There are many things you should do to ensure you have the best possible relationship with your new pet. First, research the training style you wish to use before you bring your dog home, Matthew Vettese urges, as this will enable you to begin asserting your dog’s place in your home immediately upon arrival.

This is especially important when bringing an older dog into your home, as adult dogs have preformed habits that you may need to break. Establishing your position as leader right off the bat will be particularly important with an older dog, as certain habits, such as chewing and urinating, can cause damage to your property. Consistency is the number one most important rule of training, and so owners must have set rules for the dog and themselves ahead of time to help establish positive patterns.

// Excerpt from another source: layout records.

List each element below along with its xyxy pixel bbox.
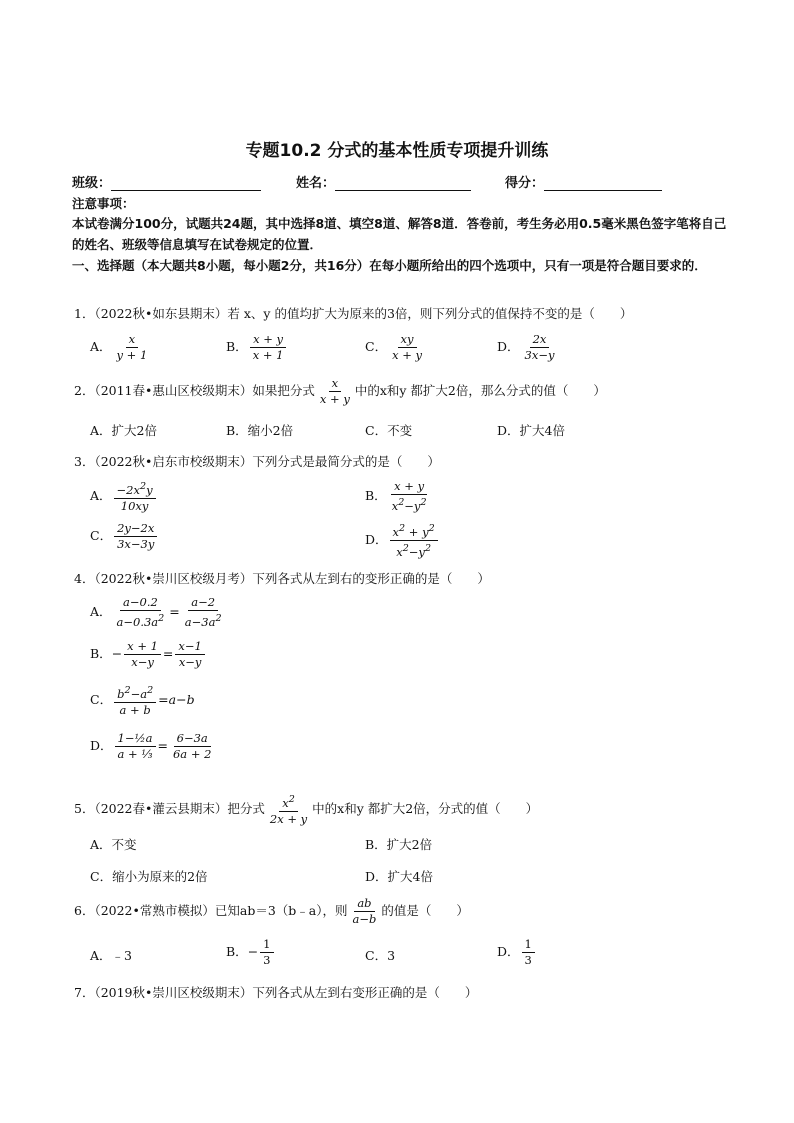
class-label: 班级： xyxy=(72,176,112,191)
q2-option-b[interactable]: B．缩小2倍 xyxy=(226,423,294,438)
question-1-stem: 1．（2022秋•如东县期末）若 x、y 的值均扩大为原来的3倍，则下列分式的值保持不变的是（ ） xyxy=(74,306,633,321)
question-4-stem: 4．（2022秋•崇川区校级月考）下列各式从左到右的变形正确的是（ ） xyxy=(74,571,490,586)
name-blank[interactable] xyxy=(335,176,471,191)
class-field xyxy=(72,172,261,191)
page-title: 专题10.2 分式的基本性质专项提升训练 xyxy=(245,141,549,161)
q5-option-d[interactable]: D．扩大4倍 xyxy=(365,869,433,884)
score-label: 得分： xyxy=(505,176,545,191)
q6-option-a[interactable]: A．﹣3 xyxy=(90,948,132,963)
class-blank[interactable] xyxy=(111,176,261,191)
notice-body: 本试卷满分100分，试题共24题，其中选择8道、填空8道、解答8道．答卷前，考生务必用0.5毫米黑色签字笔将自己的姓名、班级等信息填写在试卷规定的位置． xyxy=(72,216,727,252)
q3-option-d[interactable]: D． $\frac{x^2 + y^2}{x^2-y^2}$ xyxy=(365,522,440,559)
q1-option-a[interactable]: A． $\frac{x}{y + 1}$ xyxy=(90,332,148,362)
name-label: 姓名： xyxy=(296,176,336,191)
q4-option-a[interactable]: A． $\frac{a-0.2}{a-0.3a^2}$ = $\frac{a-2}{a-3a^2}$ xyxy=(90,595,222,629)
score-blank[interactable] xyxy=(544,176,662,191)
q1-option-c[interactable]: C． $\frac{xy}{x + y}$ xyxy=(365,332,423,362)
q5-option-c[interactable]: C．缩小为原来的2倍 xyxy=(90,869,208,884)
question-3-stem: 3．（2022秋•启东市校级期末）下列分式是最简分式的是（ ） xyxy=(74,454,440,469)
q6-option-c[interactable]: C．3 xyxy=(365,948,396,963)
q4-option-c[interactable]: C． $\frac{b^2-a^2}{a + b}$ =a−b xyxy=(90,685,195,717)
q2-option-d[interactable]: D．扩大4倍 xyxy=(497,423,565,438)
q3-option-b[interactable]: B． $\frac{x + y}{x^2-y^2}$ xyxy=(365,479,427,513)
question-7-stem: 7．（2019秋•崇川区校级期末）下列各式从左到右变形正确的是（ ） xyxy=(74,985,478,1000)
q5-option-a[interactable]: A．不变 xyxy=(90,837,137,852)
question-2-stem: 2．（2011春•惠山区校级期末）如果把分式 $\frac{x}{x + y}$ 中的x和y 都扩大2倍，那么分式的值（ ） xyxy=(74,376,606,406)
score-field xyxy=(505,172,662,191)
q3-option-a[interactable]: A． $\frac{-2x^2y}{10xy}$ xyxy=(90,480,158,513)
q3-option-c[interactable]: C． $\frac{2y-2x}{3x-3y}$ xyxy=(90,522,159,551)
question-6-stem: 6．（2022•常熟市模拟）已知ab＝3（b﹣a），则 $\frac{ab}{a-b}$ 的值是（ ） xyxy=(74,896,469,926)
q1-option-b[interactable]: B． $\frac{x + y}{x + 1}$ xyxy=(226,333,288,362)
name-field xyxy=(296,172,471,191)
q4-option-b[interactable]: B．− $\frac{x + 1}{x-y}$ = $\frac{x-1}{x-y}$ xyxy=(90,640,207,669)
q6-option-d[interactable]: D． $\frac{1}{3}$ xyxy=(497,938,537,967)
question-5-stem: 5．（2022春•灌云县期末）把分式 $\frac{x^2}{2x + y}$ 中的x和y 都扩大2倍，分式的值（ ） xyxy=(74,794,539,826)
q4-option-d[interactable]: D． $\frac{\text{1−½a}}{\text{a + ⅓}}$ = $\frac{6-3a}{6a + 2}$ xyxy=(90,731,212,761)
notice-heading: 注意事项： xyxy=(72,196,135,211)
q6-option-b[interactable]: B．− $\frac{1}{3}$ xyxy=(226,938,276,967)
q5-option-b[interactable]: B．扩大2倍 xyxy=(365,837,433,852)
q2-option-a[interactable]: A．扩大2倍 xyxy=(90,423,157,438)
q1-option-d[interactable]: D． $\frac{2x}{3x-y}$ xyxy=(497,332,555,362)
section-heading: 一、选择题（本大题共8小题，每小题2分，共16分）在每小题所给出的四个选项中，只有一项是符合题目要求的． xyxy=(72,258,707,273)
q2-option-c[interactable]: C．不变 xyxy=(365,423,413,438)
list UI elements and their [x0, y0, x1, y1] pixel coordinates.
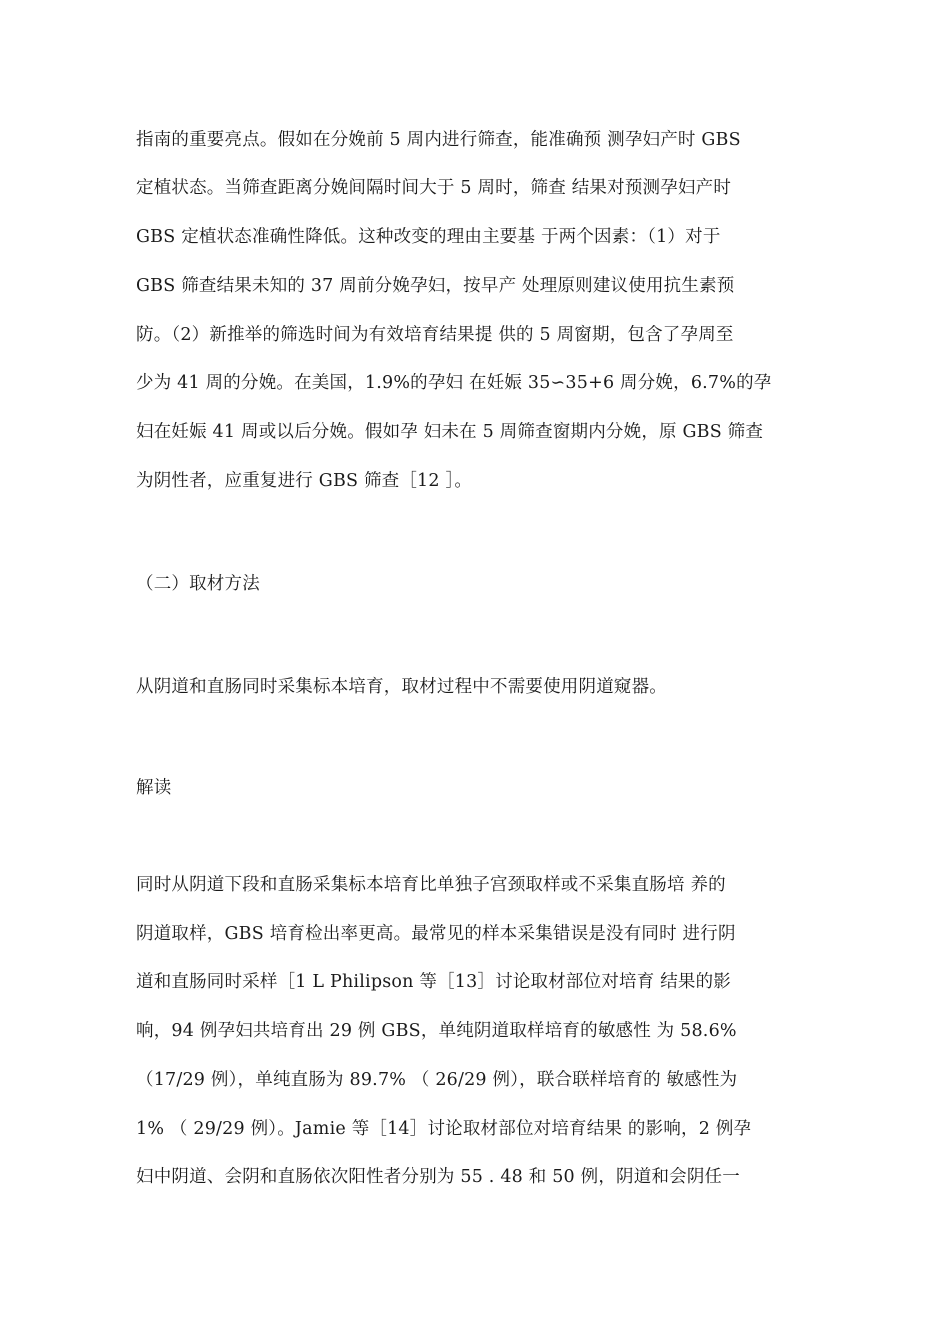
paragraph-1-line-7: 妇在妊娠 41 周或以后分娩。假如孕 妇未在 5 周筛查窗期内分娩，原 GBS 筛查 — [136, 422, 764, 442]
paragraph-1-line-4: GBS 筛查结果未知的 37 周前分娩孕妇，按早产 处理原则建议使用抗生素预 — [136, 276, 735, 296]
paragraph-3-line-6: 1% （ 29/29 例）。Jamie 等［14］讨论取材部位对培育结果 的影响，2 例孕 — [136, 1119, 752, 1139]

If you do not feel as if you are capable of training your dog yourself, contact a local dog trainer or enroll your dog in obedience classes. Matthew Vettese, as a dog lover and real estate expert, knows that obedience training helps strengthen the bond between dog and owner, and also protects the owner’s property from unwanted doggy damage.

There are also things that you should do when introducing your dog into your home. Once you have selected the dog that is perfect for your family, have a training method laid out, have purchased all the necessary supplies and toys, and chosen a dog food, a process Matthew Vettese helped pet owners with on Segment, it is time to bring the dog home. This is an incredibly exciting time for the new owner, but can be an overwhelming time for the dog.

Puppies will bond almost instantly with their new owner and will look to him or her for guidance and comfort. Older dogs may need a few days or even weeks to settle in to a new routine. Regular training sessions help bonding, as will plenty of affection, but keeping to a regular routine will help the new dog adjust as quickly as possible.